Implementations should be small, deterministic, and side-effect-free. Heavy checks (e.g. calling out to a moderation model) belong behind a separate service the guardrail consults.
name lets the orchestrator label events and errors; default to
the class name if you don't override it.
AsyncGuardrail ¶
Bases: Protocol
Async sibling of Guardrail — for checks that need I/O.
When a heavy guardrail must call out to a moderation model, a vector
store, or another service over the network, sync Guardrail
would block the event loop. AsyncGuardrail lets the check be
awaited.
AsyncOrchestrationSession.arun_tool accepts a mixed list of
sync and async guardrails: it detects AsyncGuardrail instances
via isinstance and awaits them; sync Guardrail instances
run synchronously in place. Sync sessions silently skip
AsyncGuardrail instances (with a one-shot logger warning) since
there's no event loop to await on.
GuardrailViolation
dataclass
¶
One violation entry in a GuardrailViolatedError.

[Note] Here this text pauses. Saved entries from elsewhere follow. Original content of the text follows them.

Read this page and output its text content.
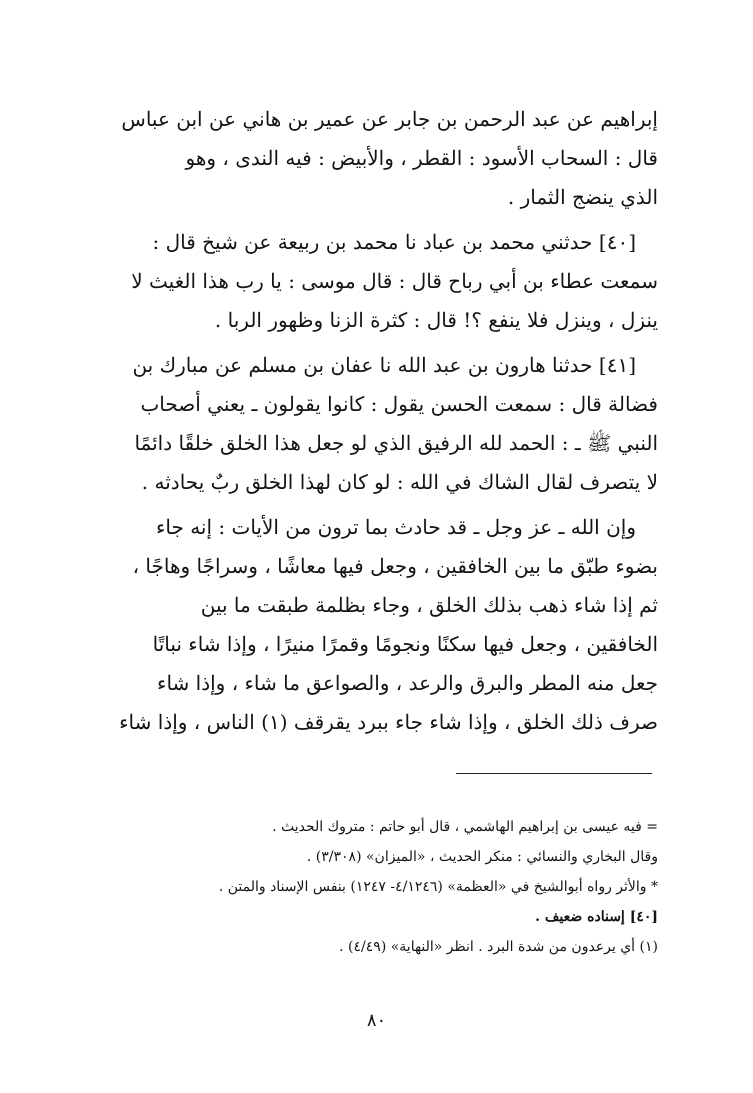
إبراهيم عن عبد الرحمن بن جابر عن عمير بن هاني عن ابن عباس
قال : السحاب الأسود : القطر ، والأبيض : فيه الندى ، وهو
الذي ينضج الثمار .

[٤٠] حدثني محمد بن عباد نا محمد بن ربيعة عن شيخ قال :
سمعت عطاء بن أبي رباح قال : قال موسى : يا رب هذا الغيث لا
ينزل ، وينزل فلا ينفع ؟! قال : كثرة الزنا وظهور الربا .

[٤١] حدثنا هارون بن عبد الله نا عفان بن مسلم عن مبارك بن
فضالة قال : سمعت الحسن يقول : كانوا يقولون ـ يعني أصحاب
النبي ﷺ ـ : الحمد لله الرفيق الذي لو جعل هذا الخلق خلقًا دائمًا
لا يتصرف لقال الشاك في الله : لو كان لهذا الخلق ربٌ يحادثه .

وإن الله ـ عز وجل ـ قد حادث بما ترون من الأيات : إنه جاء
بضوء طبّق ما بين الخافقين ، وجعل فيها معاشًا ، وسراجًا وهاجًا ،
ثم إذا شاء ذهب بذلك الخلق ، وجاء بظلمة طبقت ما بين
الخافقين ، وجعل فيها سكنًا ونجومًا وقمرًا منيرًا ، وإذا شاء نباتًا
جعل منه المطر والبرق والرعد ، والصواعق ما شاء ، وإذا شاء
صرف ذلك الخلق ، وإذا شاء جاء ببرد يقرقف (١) الناس ، وإذا شاء

= فيه عيسى بن إبراهيم الهاشمي ، قال أبو حاتم : متروك الحديث .

وقال البخاري والنسائي : منكر الحديث ، «الميزان» (٣/٣٠٨) .

* والأثر رواه أبوالشيخ في «العظمة» (٤/١٢٤٦- ١٢٤٧) بنفس الإسناد والمتن .

[٤٠] إسناده ضعيف .

(١) أي يرعدون من شدة البرد . انظر «النهاية» (٤/٤٩) .

٨٠
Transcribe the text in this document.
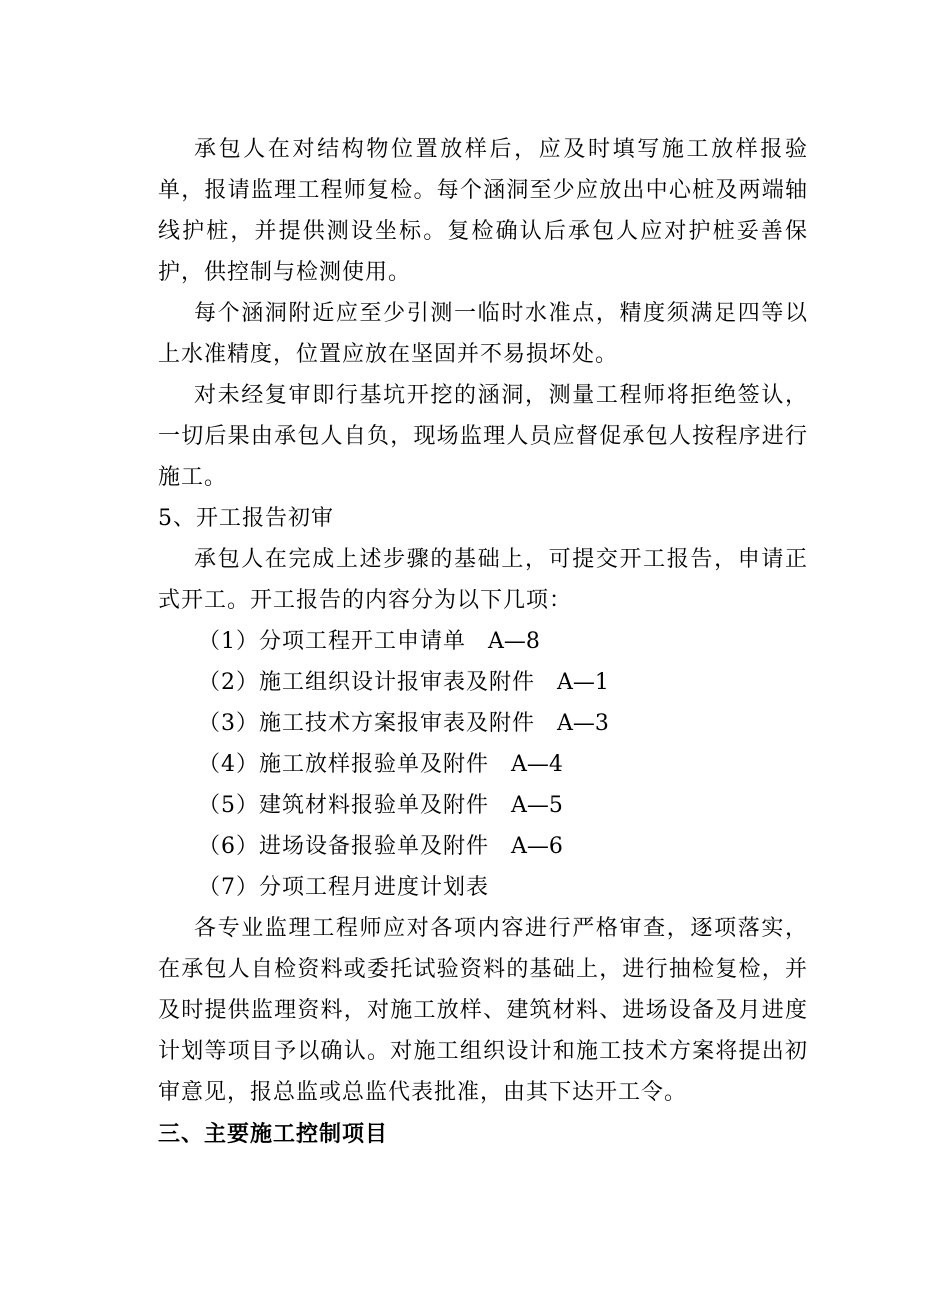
承包人在对结构物位置放样后，应及时填写施工放样报验单，报请监理工程师复检。每个涵洞至少应放出中心桩及两端轴线护桩，并提供测设坐标。复检确认后承包人应对护桩妥善保护，供控制与检测使用。

每个涵洞附近应至少引测一临时水准点，精度须满足四等以上水准精度，位置应放在坚固并不易损坏处。

对未经复审即行基坑开挖的涵洞，测量工程师将拒绝签认，一切后果由承包人自负，现场监理人员应督促承包人按程序进行施工。

5、开工报告初审

承包人在完成上述步骤的基础上，可提交开工报告，申请正式开工。开工报告的内容分为以下几项：

（1）分项工程开工申请单 A—8
（2）施工组织设计报审表及附件 A—1
（3）施工技术方案报审表及附件 A—3
（4）施工放样报验单及附件 A—4
（5）建筑材料报验单及附件 A—5
（6）进场设备报验单及附件 A—6
（7）分项工程月进度计划表

各专业监理工程师应对各项内容进行严格审查，逐项落实，在承包人自检资料或委托试验资料的基础上，进行抽检复检，并及时提供监理资料，对施工放样、建筑材料、进场设备及月进度计划等项目予以确认。对施工组织设计和施工技术方案将提出初审意见，报总监或总监代表批准，由其下达开工令。

三、主要施工控制项目
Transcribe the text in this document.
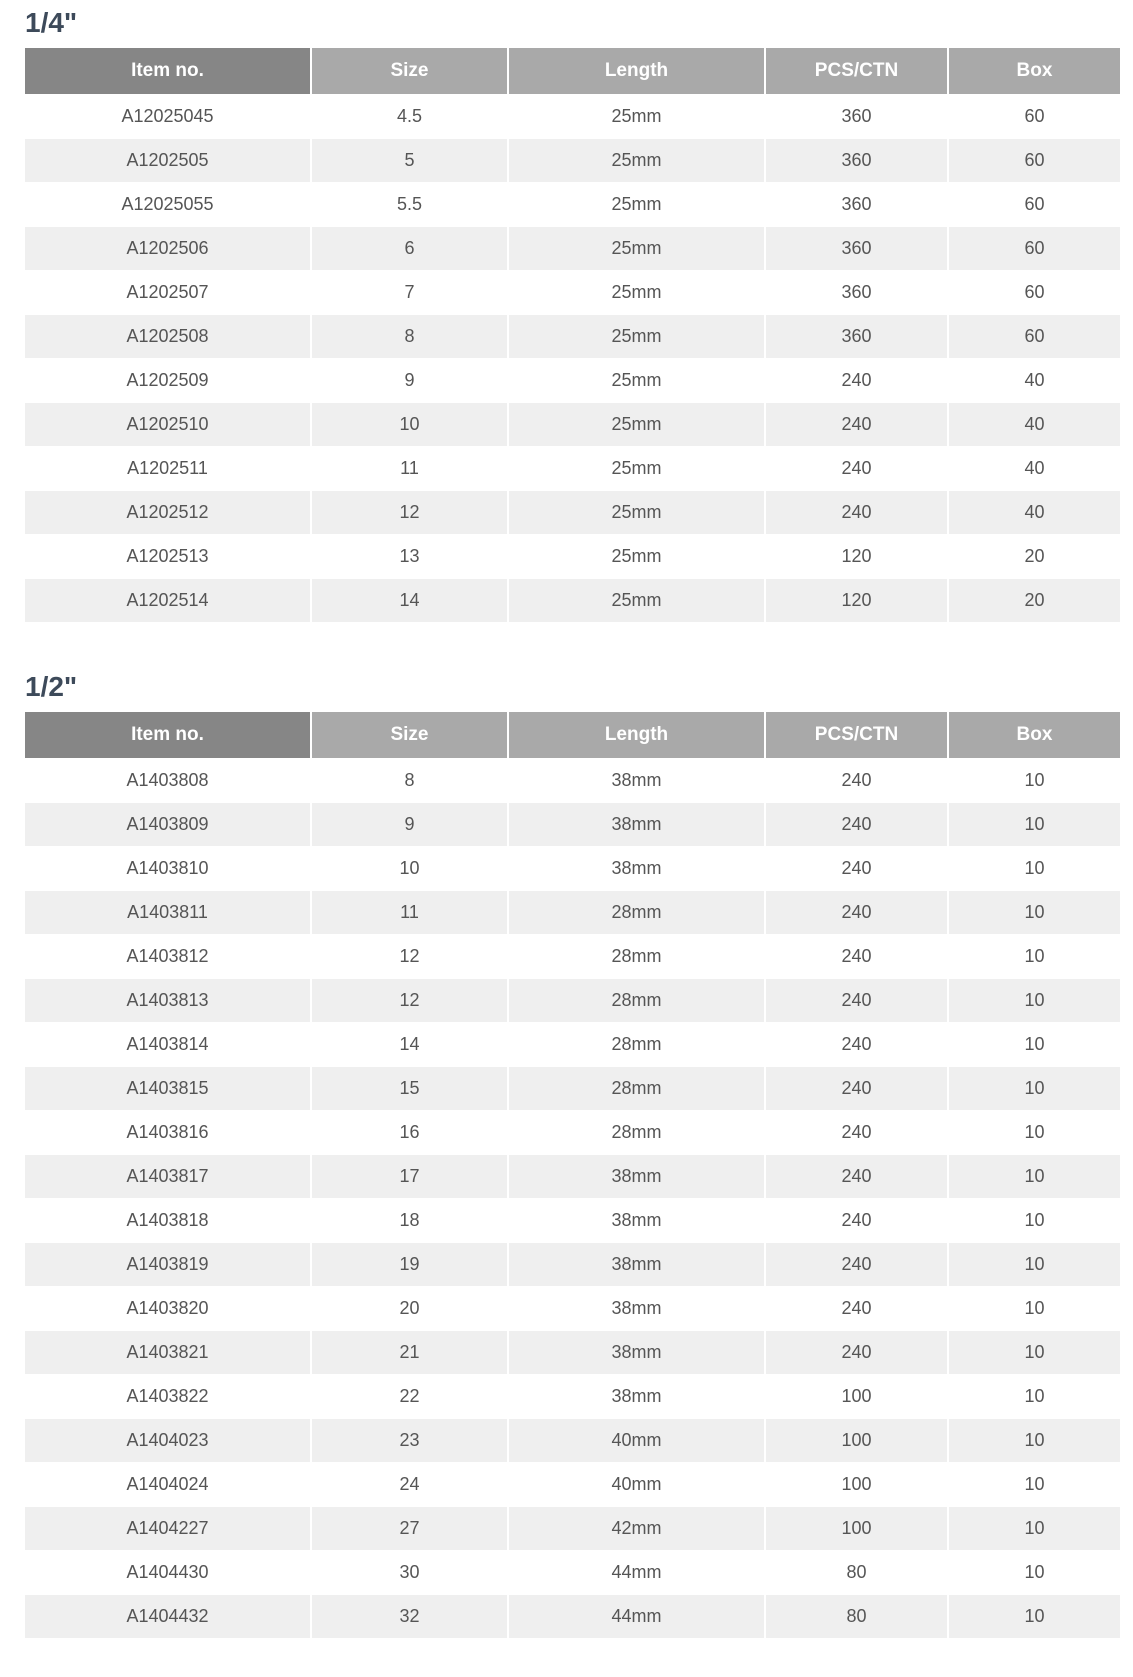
1/4"
Item no.	Size	Length	PCS/CTN	Box
A12025045	4.5	25mm	360	60
A1202505	5	25mm	360	60
A12025055	5.5	25mm	360	60
A1202506	6	25mm	360	60
A1202507	7	25mm	360	60
A1202508	8	25mm	360	60
A1202509	9	25mm	240	40
A1202510	10	25mm	240	40
A1202511	11	25mm	240	40
A1202512	12	25mm	240	40
A1202513	13	25mm	120	20
A1202514	14	25mm	120	20
1/2"
Item no.	Size	Length	PCS/CTN	Box
A1403808	8	38mm	240	10
A1403809	9	38mm	240	10
A1403810	10	38mm	240	10
A1403811	11	28mm	240	10
A1403812	12	28mm	240	10
A1403813	12	28mm	240	10
A1403814	14	28mm	240	10
A1403815	15	28mm	240	10
A1403816	16	28mm	240	10
A1403817	17	38mm	240	10
A1403818	18	38mm	240	10
A1403819	19	38mm	240	10
A1403820	20	38mm	240	10
A1403821	21	38mm	240	10
A1403822	22	38mm	100	10
A1404023	23	40mm	100	10
A1404024	24	40mm	100	10
A1404227	27	42mm	100	10
A1404430	30	44mm	80	10
A1404432	32	44mm	80	10
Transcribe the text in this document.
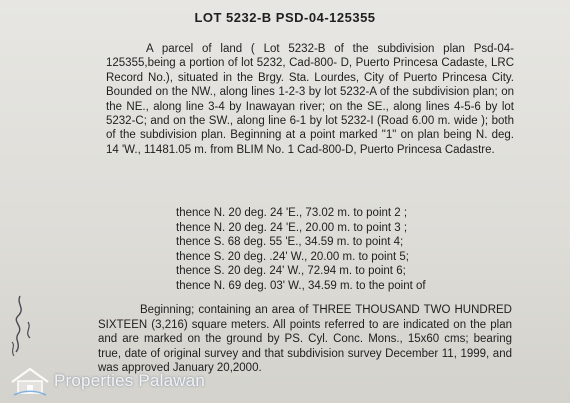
LOT 5232-B PSD-04-125355
A parcel of land ( Lot 5232-B of the subdivision plan Psd-04-125355,being a portion of lot 5232, Cad-800- D, Puerto Princesa Cadaste, LRC Record No.), situated in the Brgy. Sta. Lourdes, City of Puerto Princesa City. Bounded on the NW., along lines 1-2-3 by lot 5232-A of the subdivision plan; on the NE., along line 3-4 by Inawayan river; on the SE., along lines 4-5-6 by lot 5232-C; and on the SW., along line 6-1 by lot 5232-I (Road 6.00 m. wide ); both of the subdivision plan. Beginning at a point marked "1" on plan being N. deg. 14 'W., 11481.05 m. from BLIM No. 1 Cad-800-D, Puerto Princesa Cadastre.
thence N. 20 deg. 24 'E., 73.02 m. to point 2 ;
thence N. 20 deg. 24 'E., 20.00 m. to point 3 ;
thence S. 68 deg. 55 'E., 34.59 m. to point 4;
thence S. 20 deg. .24' W., 20.00 m. to point 5;
thence S. 20 deg. 24' W., 72.94 m. to point 6;
thence N. 69 deg. 03' W., 34.59 m. to the point of
Beginning; containing an area of THREE THOUSAND TWO HUNDRED SIXTEEN (3,216) square meters. All points referred to are indicated on the plan and are marked on the ground by PS. Cyl. Conc. Mons., 15x60 cms; bearing true, date of original survey and that subdivision survey December 11, 1999, and was approved January 20,2000.
Properties Palawan
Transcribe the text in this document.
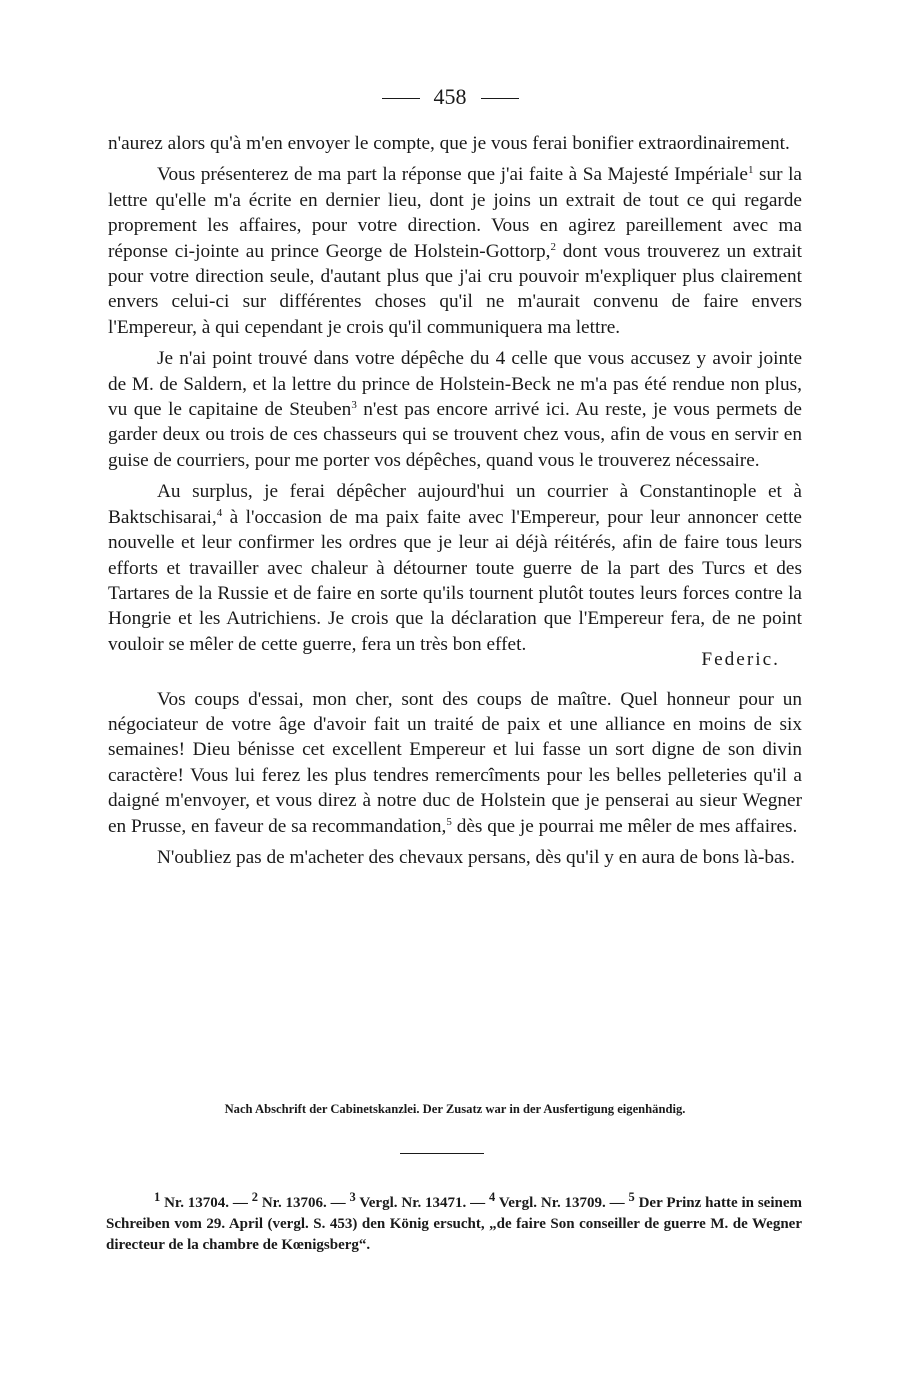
458

n'aurez alors qu'à m'en envoyer le compte, que je vous ferai bonifier extraordinairement.

Vous présenterez de ma part la réponse que j'ai faite à Sa Majesté Impériale$^1$ sur la lettre qu'elle m'a écrite en dernier lieu, dont je joins un extrait de tout ce qui regarde proprement les affaires, pour votre direction. Vous en agirez pareillement avec ma réponse ci-jointe au prince George de Holstein-Gottorp,$^2$ dont vous trouverez un extrait pour votre direction seule, d'autant plus que j'ai cru pouvoir m'expliquer plus clairement envers celui-ci sur différentes choses qu'il ne m'aurait convenu de faire envers l'Empereur, à qui cependant je crois qu'il communiquera ma lettre.

Je n'ai point trouvé dans votre dépêche du 4 celle que vous accusez y avoir jointe de M. de Saldern, et la lettre du prince de Holstein-Beck ne m'a pas été rendue non plus, vu que le capitaine de Steuben$^3$ n'est pas encore arrivé ici. Au reste, je vous permets de garder deux ou trois de ces chasseurs qui se trouvent chez vous, afin de vous en servir en guise de courriers, pour me porter vos dépêches, quand vous le trouverez nécessaire.

Au surplus, je ferai dépêcher aujourd'hui un courrier à Constantinople et à Baktschisarai,$^4$ à l'occasion de ma paix faite avec l'Empereur, pour leur annoncer cette nouvelle et leur confirmer les ordres que je leur ai déjà réitérés, afin de faire tous leurs efforts et travailler avec chaleur à détourner toute guerre de la part des Turcs et des Tartares de la Russie et de faire en sorte qu'ils tournent plutôt toutes leurs forces contre la Hongrie et les Autrichiens. Je crois que la déclaration que l'Empereur fera, de ne point vouloir se mêler de cette guerre, fera un très bon effet.

Federic.

Vos coups d'essai, mon cher, sont des coups de maître. Quel honneur pour un négociateur de votre âge d'avoir fait un traité de paix et une alliance en moins de six semaines! Dieu bénisse cet excellent Empereur et lui fasse un sort digne de son divin caractère! Vous lui ferez les plus tendres remercîments pour les belles pelleteries qu'il a daigné m'envoyer, et vous direz à notre duc de Holstein que je penserai au sieur Wegner en Prusse, en faveur de sa recommandation,$^5$ dès que je pourrai me mêler de mes affaires.

N'oubliez pas de m'acheter des chevaux persans, dès qu'il y en aura de bons là-bas.

Nach Abschrift der Cabinetskanzlei. Der Zusatz war in der Ausfertigung eigenhändig.
$^1$ Nr. 13704. — $^2$ Nr. 13706. — $^3$ Vergl. Nr. 13471. — $^4$ Vergl. Nr. 13709. — $^5$ Der Prinz hatte in seinem Schreiben vom 29. April (vergl. S. 453) den König ersucht, „de faire Son conseiller de guerre M. de Wegner directeur de la chambre de Kœnigsberg“.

A single tool invocation can violate multiple guardrails at the same stage; the orchestrator collects them all before raising so that audit logs (EU AI Act Article 12 record-keeping) see the full picture instead of just the first hit.
GuardrailViolatedError ¶
Bases: Exception
Raised when one or more guardrails block tool invocation or its result.
Carries a tuple of violations (every guardrail that blocked at
the same stage). The single-violation attributes outcome,
guardrail, and stage mirror the first violation so existing
handlers that read them keep working unchanged.
AllowAllGuardrail
dataclass
¶
Reference no-op guardrail. Useful as a baseline in tests.
PatternGuardrail ¶
Regex deny-list guardrail. Sub-200ms per check for ~100 patterns.
Composes one compiled regex from the deny-list (alternation) so a
check is one regex search, not N searches. stages selects which
side of the tool call to gate; pass ("pre", "post") for both.
Used standalone for caller-defined deny-lists (e.g., "block any
tool name matching rm.*") and as the substrate for
PromptInjectionGuardrail below.
PromptInjectionGuardrail ¶
Bases: PatternGuardrail
First-line heuristic prompt-injection detector. Zero deps.
Specialization of PatternGuardrail with a built-in list of
canonical prompt-injection signatures. Documented as a first line
of defense, not a replacement for a specialized moderation model:
sophisticated attackers will defeat this. Pair with a model-backed
moderation guardrail behind the same orchestrator for layered
defense.
Default stages=("post",) catches injections in tool outputs
(the most common indirect-injection vector — malicious content
retrieved from RAG, scraped pages, etc.). Add "pre" to also
scrutinize tool names.
Mirrors EU AI Act Article 15 cybersecurity expectations for "resilience against attempts by unauthorised third parties to alter [an AI system's] use, outputs or performance".
run_pre_checks ¶
Run every pre-call guardrail; raise once with all violations collected.
AsyncGuardrail instances are skipped with a one-shot logger warning
(sync path has no event loop to await on).
run_post_checks ¶
Run every post-call guardrail; raise once with all violations collected.
AsyncGuardrail instances are skipped with a one-shot logger warning.
arun_pre_checks
async
¶
Run every pre-call guardrail; await async ones, call sync ones inline.
arun_post_checks
async
¶
Run every post-call guardrail; await async ones, call sync ones inline.